Where an article has to undergo distinct processes before completion, it is often desirable to find out the cost of that article at each process. A separate account for each process open and all expenses are charging thereon. The cost of the product at each stage is, thus, accounted for.
The output of one process becomes the input to the next process. Hence, the process cost per unit in different processes adds to find out the total cost per unit at the end. Process costing is often found in such industries as chemicals, oil, textiles, plastics, paints, rubber, food processors, flour, glass, cement, mining, and meatpacking.
The following methods are used in process costing:
This method follows by concerns producing a single article or a few articles which are identical and capable of being expressed in simple, quantitative units. This uses in industries like mines, quarries, oil drilling, cement works, breweries, brickworks, etc. for example, a tone of coal in collieries, one thousand bricks in brickworks, etc.
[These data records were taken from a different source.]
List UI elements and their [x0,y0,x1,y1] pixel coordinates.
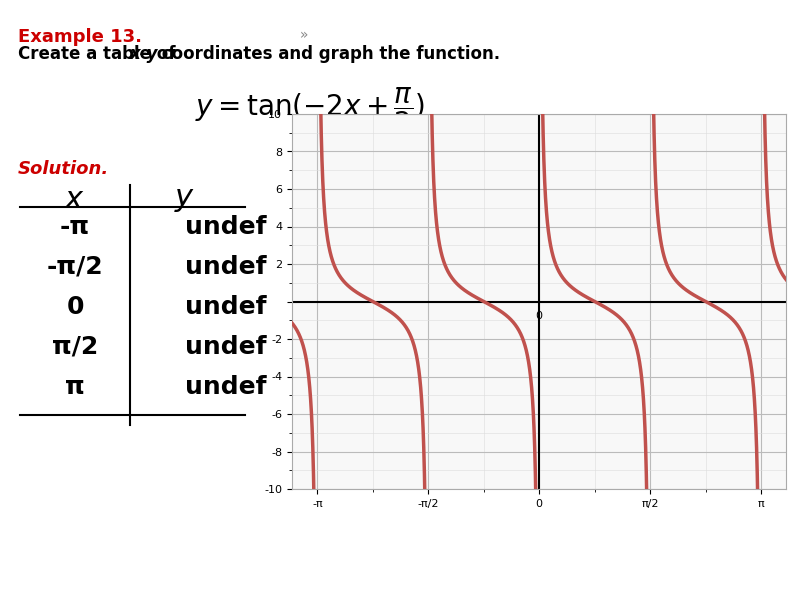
Text: 0: 0 [536,311,542,321]
Text: $y = \tan(-2x + \dfrac{\pi}{2})$: $y = \tan(-2x + \dfrac{\pi}{2})$ [195,85,425,134]
Text: -π: -π [60,215,90,239]
Text: Example 13.: Example 13. [18,28,142,46]
Text: undef: undef [185,255,266,279]
Text: π/2: π/2 [52,335,98,359]
Text: Solution.: Solution. [18,160,110,178]
Text: π: π [65,375,85,399]
Text: 0: 0 [66,295,84,319]
Text: Create a table of: Create a table of [18,45,182,63]
Text: $y$: $y$ [174,185,195,214]
Text: undef: undef [185,375,266,399]
Text: -π/2: -π/2 [46,255,103,279]
Text: powered by
desmos: powered by desmos [718,405,775,428]
Text: $x$: $x$ [65,185,86,214]
Text: undef: undef [185,335,266,359]
Text: »: » [300,28,309,42]
Text: undef: undef [185,295,266,319]
Text: coordinates and graph the function.: coordinates and graph the function. [156,45,500,63]
Text: undef: undef [185,215,266,239]
Text: x-y: x-y [130,45,158,63]
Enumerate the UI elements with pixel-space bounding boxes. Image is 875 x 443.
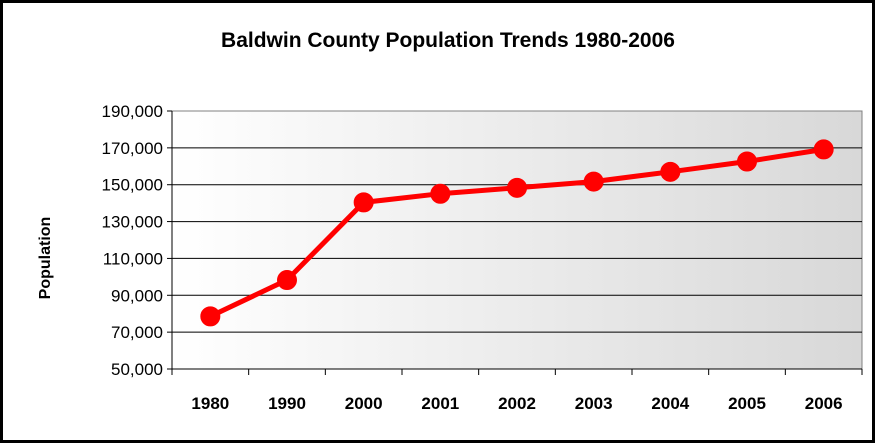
y-tick-label: 70,000	[111, 323, 163, 342]
y-tick-label: 90,000	[111, 286, 163, 305]
x-tick-label: 2003	[575, 394, 613, 413]
data-point	[353, 192, 374, 213]
y-tick-label: 130,000	[102, 213, 163, 232]
data-point	[737, 151, 757, 172]
data-point	[430, 183, 451, 204]
data-point	[813, 139, 834, 160]
y-tick-label: 50,000	[111, 360, 163, 379]
y-tick-label: 190,000	[102, 102, 163, 121]
y-axis-ticks: 50,000 70,000 90,000 110,000 130,000 150,000 1…	[102, 102, 172, 379]
y-tick-label: 150,000	[102, 176, 163, 195]
chart-title: Baldwin County Population Trends 1980-20…	[221, 29, 675, 52]
x-tick-label: 1980	[191, 394, 229, 413]
x-tick-label: 2006	[805, 394, 843, 413]
x-tick-label: 2000	[345, 394, 383, 413]
x-tick-label: 2004	[651, 394, 689, 413]
data-point	[507, 177, 527, 198]
y-tick-label: 110,000	[103, 249, 163, 268]
x-tick-label: 1990	[268, 394, 306, 413]
data-point	[200, 306, 221, 327]
x-tick-label: 2005	[728, 394, 766, 413]
data-point	[277, 270, 297, 291]
x-tick-label: 2001	[421, 394, 459, 413]
x-tick-label: 2002	[498, 394, 536, 413]
y-axis-label: Population	[37, 217, 54, 300]
population-series	[200, 139, 834, 327]
axes	[171, 111, 862, 370]
plot-area	[171, 110, 863, 370]
y-tick-label: 170,000	[102, 139, 163, 158]
data-point	[660, 161, 681, 182]
x-axis-ticks: 1980 1990 2000 2001 2002 2003 2004 2005 2006	[171, 369, 863, 413]
data-point	[583, 171, 604, 192]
The object here is to find out the cost per unit of output and the cost of each item of such cost. A cost sheet prepares for a definite period. The cost per unit calculates by dividing the total expenditure incurred during a given period by the number of units produced during the same period.
This method is applicable where services are rendering rather than goods produce. The procedure is the same as in the case of unit costing. The total expenses of the operation are divide by the units and cost per unit of service arrives at. This follows in transport undertakings, municipalities, hospitals, hotels, etc.
Some products are so complex that no single system of costing is applicable. Where a concern manufactures several components to assemble into a complete article, no one method would be suitable, as each component differs from the other in respect of materials and the manufacturing process.
In such cases, it is necessary to find out the cost of each component and also the final product by combining the various methods discussed above. This type of costing follows to cost such products as radios, airplanes, cycles, watches, machine tools, refrigerators, electric motors, etc.
In this method, each operation at each stage of production or process is separately identifying and cost. The procedure is somewhat similar to the one followed in process costing. Process costing involves the costing of large areas of activity whereas operation costing confine to every minute operation of each process.
This method follows in industries with a continuous flow of work, producing articles of a standard nature, and which pass through several distinct operations sins a sequence to completion. Since this method provides for minute analysis of cost, it ensures greater accuracy and better control of costs.
The costs of each operation per unit and cost per unit up to each stage of operation can calculate quite easily. This method is in force in industries were toys, leather, and engineering goods are manufacturing.
When costs are ascertaining department by department, such a method calls “departmental costing“. Where the factory divides into several departments, this method follows. The total cost of each department ascertains and divides by the total units produced in that department to obtain the cost per unit. This method follows departmental stores, publishing houses, etc.